Jamie Althorp, insurance lead at Accenture UK and Ireland, said: “Recently, resilience has been a key strength for UK insurers.
“However, with consumer habits evolving so rapidly, it won’t be enough going forward. The past year has placed even greater emphasis on digital touchpoints, not just for digitally established lines like motor and home but in newer areas like term life and small commercial.
“To keep up with these changes, insurers must deliver seamless digital experiences whilst tapping into technology-led revenue streams, all whilst focusing on customer retention in a post-dual pricing world.”
Growth despite recession
Four key areas of innovation were highlighted in the report. These include:
- Health and wellness, life products and services: $12bn in revenue from smart health products and services for ageing populations.
- Sharing economy, climate change and cyber threats: $115bn in revenue from products and services to address new exposures such as climate change.
- Integration of tech with traditional property and casualty (P&C) products: $120bn in products and services enabling smart auto, smart home and smart manufacturing.
- Shifting premium to alternative distributors: $125bn from premiums to shift to new distributors, such as insurtechs.
The research also revealed that despite the global recession, the UK insurance industry could grow from £274bn overall in early 2020 to approximately £298bn by the end of 2025, at a compound annual growth rate of 1.4%.
Globally, the insurance sector will grow from £4.9tr in early 2020 to £6tr by the end of 2025, at a compound annual growth rate of 3.5%.
This includes £575bn for US healthcare premiums that have not been counted as part of the traditional insurance sector, but have become material due to global demand for the convergence of digital health products and services, such as wellness offerings.
Althorp added: “In a world where change is constant, risks are changing and consumers feel more and more vulnerable financially, insurers can fulfil a broader societal mission.

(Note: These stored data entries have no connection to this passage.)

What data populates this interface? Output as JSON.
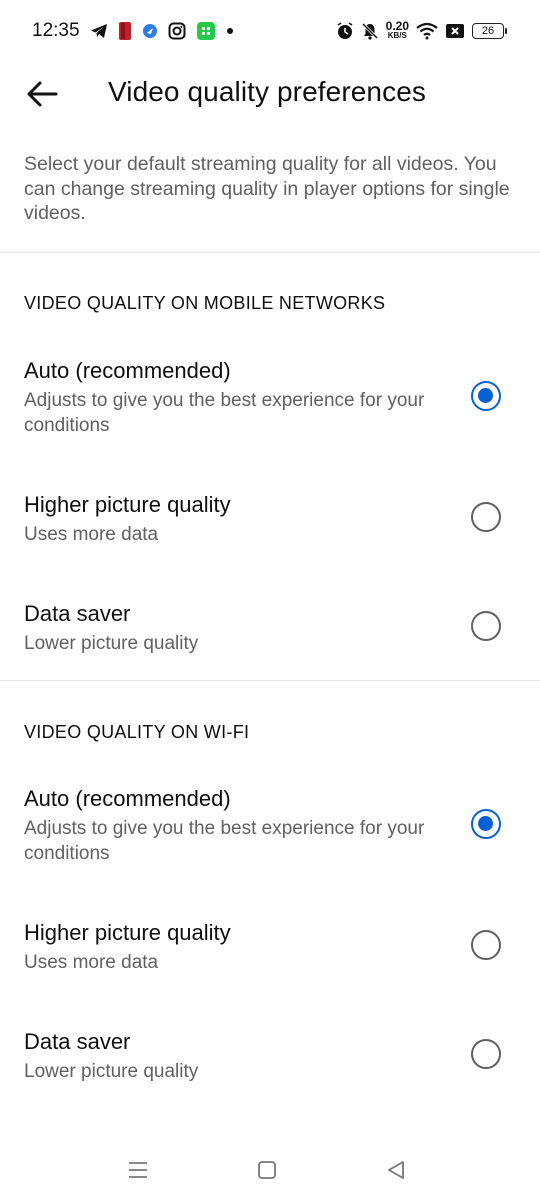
{
  "status_bar": {
    "time": "12:35",
    "net_speed_value": "0.20",
    "net_speed_unit": "KB/S",
    "battery": "26",
    "icons_left": [
      "telegram-icon",
      "app-red-icon",
      "app-blue-icon",
      "instagram-icon",
      "app-green-icon",
      "dot-icon"
    ],
    "icons_right": [
      "alarm-icon",
      "mute-bell-icon",
      "wifi-icon",
      "sim-x-icon",
      "battery-icon"
    ]
  },
  "header": {
    "title": "Video quality preferences",
    "back_icon": "arrow-left-icon"
  },
  "description": "Select your default streaming quality for all videos. You can change streaming quality in player options for single videos.",
  "sections": [
    {
      "heading": "VIDEO QUALITY ON MOBILE NETWORKS",
      "options": [
        {
          "title": "Auto (recommended)",
          "subtitle": "Adjusts to give you the best experience for your conditions",
          "selected": true
        },
        {
          "title": "Higher picture quality",
          "subtitle": "Uses more data",
          "selected": false
        },
        {
          "title": "Data saver",
          "subtitle": "Lower picture quality",
          "selected": false
        }
      ]
    },
    {
      "heading": "VIDEO QUALITY ON WI-FI",
      "options": [
        {
          "title": "Auto (recommended)",
          "subtitle": "Adjusts to give you the best experience for your conditions",
          "selected": true
        },
        {
          "title": "Higher picture quality",
          "subtitle": "Uses more data",
          "selected": false
        },
        {
          "title": "Data saver",
          "subtitle": "Lower picture quality",
          "selected": false
        }
      ]
    }
  ],
  "nav_bar": {
    "icons": [
      "menu-icon",
      "home-icon",
      "back-triangle-icon"
    ]
  },
  "colors": {
    "accent": "#065fd4",
    "primary_text": "#0f0f0f",
    "secondary_text": "#606060",
    "divider": "#e6e6e6"
  }
}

”Part of this is the move from compensation to prevention. It’s no secret that UK consumers are increasingly comfortable sharing their data in return for personalised premiums, particularly in areas like car insurance.
“This is just one example of how insurers can use digital technologies to incentivise safer behaviours and prevent accidents, as well as price more fairly to reflect actual usage.
”Beyond this, the UK industry also has a leading role to play on the international stage, helping to provide the (re)insurance expertise and capital to close global protection gaps for climate, cyber and business interruption risks.”
Fierce competition
Meanwhile, competition for revenue will be fiercer in some areas, such as surrounding mental and physical health.
Accenture’s report estimates that the convergence of the life insurance, health and wealth industries will generate a £4.5bn revenue opportunity by 2025.
This comprises of £700m from smart health products, £1.9bn from products and services for the ageing population and £1.9bn from direct life and wealth management products.
Brand new revenues will also be something that insurers compete on, covering emerging and newly developing risks.
As extreme weather events become more commonplace, risks related to climate change are expected to contribute £1.5bn to insurer revenues.
Meanwhile, as cyber criminals continue to threaten businesses and consumers alike, coverages and risk mitigation services related to cyber threats are expected to generate a further £800m.
However, Accenture believes that insurers that improve pre and post-incident handling using digital technologies, such as artificial intelligence and analytics, could have a more sophisticated risk modelling and incident response.